I don't deserve guilt, or the opportunity to explain my evils, or Tina, or Newt, or Jacob, or Queenie, or any of the creatures. And the realization that I never have  suddenly unlocks in my brain. With an intense wish to fix this, my mind races, scouring the winding hallways of my brain cells for something I could use as an excuse. But there is none. 

"I killed my father." I do not mean to speak, I do not deserve to speak, but the words are shoved out of my mouth by some part of me that still believes in the power of apologies, "I got mad and his heart stopped. It was all my fault. I should have known what would happen. My poor mother... she was never the same. I murdered him. I'm a killer. My mother understood. She hid books that had any evidence that the Ravenclaw family has passed on the curse of telekinesis. Maybe if I had never known, maybe if I wasn't so caught up in figuring everything out, none of this would have happened." 
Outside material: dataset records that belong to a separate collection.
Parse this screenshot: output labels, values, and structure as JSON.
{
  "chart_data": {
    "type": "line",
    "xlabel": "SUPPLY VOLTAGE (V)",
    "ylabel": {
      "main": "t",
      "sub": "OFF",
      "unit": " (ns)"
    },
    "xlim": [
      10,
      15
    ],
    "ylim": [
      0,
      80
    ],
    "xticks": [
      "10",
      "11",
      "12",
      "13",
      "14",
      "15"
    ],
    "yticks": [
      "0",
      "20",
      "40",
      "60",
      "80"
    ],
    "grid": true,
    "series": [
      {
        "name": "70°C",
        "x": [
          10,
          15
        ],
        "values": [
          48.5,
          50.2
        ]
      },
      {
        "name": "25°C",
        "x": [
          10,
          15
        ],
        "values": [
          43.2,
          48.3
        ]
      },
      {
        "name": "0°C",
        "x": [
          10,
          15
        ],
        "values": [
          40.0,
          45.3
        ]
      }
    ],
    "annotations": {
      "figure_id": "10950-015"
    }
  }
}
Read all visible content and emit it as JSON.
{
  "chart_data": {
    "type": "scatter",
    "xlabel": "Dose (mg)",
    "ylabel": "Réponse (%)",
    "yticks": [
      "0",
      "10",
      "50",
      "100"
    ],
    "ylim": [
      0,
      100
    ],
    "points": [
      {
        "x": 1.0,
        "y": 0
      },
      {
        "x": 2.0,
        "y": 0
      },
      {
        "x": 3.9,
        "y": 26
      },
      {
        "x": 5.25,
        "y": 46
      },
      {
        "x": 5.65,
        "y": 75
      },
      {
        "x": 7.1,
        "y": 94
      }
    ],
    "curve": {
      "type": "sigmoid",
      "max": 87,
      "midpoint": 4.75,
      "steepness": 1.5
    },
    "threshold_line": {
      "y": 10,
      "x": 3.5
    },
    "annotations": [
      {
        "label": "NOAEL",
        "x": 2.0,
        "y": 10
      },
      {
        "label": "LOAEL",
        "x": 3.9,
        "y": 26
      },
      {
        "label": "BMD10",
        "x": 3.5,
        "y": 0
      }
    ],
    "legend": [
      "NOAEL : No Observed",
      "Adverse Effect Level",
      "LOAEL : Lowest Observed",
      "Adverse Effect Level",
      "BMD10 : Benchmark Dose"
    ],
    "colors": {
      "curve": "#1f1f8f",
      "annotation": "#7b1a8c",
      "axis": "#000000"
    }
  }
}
"Heidi..." Newt begins, saving Tina from using her undoubtedly hoarse voice. I hold up a hand, averting my eyes, head bowing, squeezing my knees a little closer to my chest. 

"I'm sorry," I begin, voice rising, breaking, "This isn't about me," a sob escapes my lips, and I cover my mouth with the back of my hand, closing my eyes. Part of me wishes I would cry and they would see how sorry and pitiful I am and forgive me. The more sinister part of my snaps at me to stop being ridiculous, that you don't deserve to cry and you certainly don't deserve their forgiveness, "As - as soon as this mess is over, I promise I'll leave." 

"No - " Tina croaks. I wince. I did that.  

"I'm sorry, Tina. But I've told you before - I always carry out promises," I say, memories of our first conversation outside the bank flashing through my mind.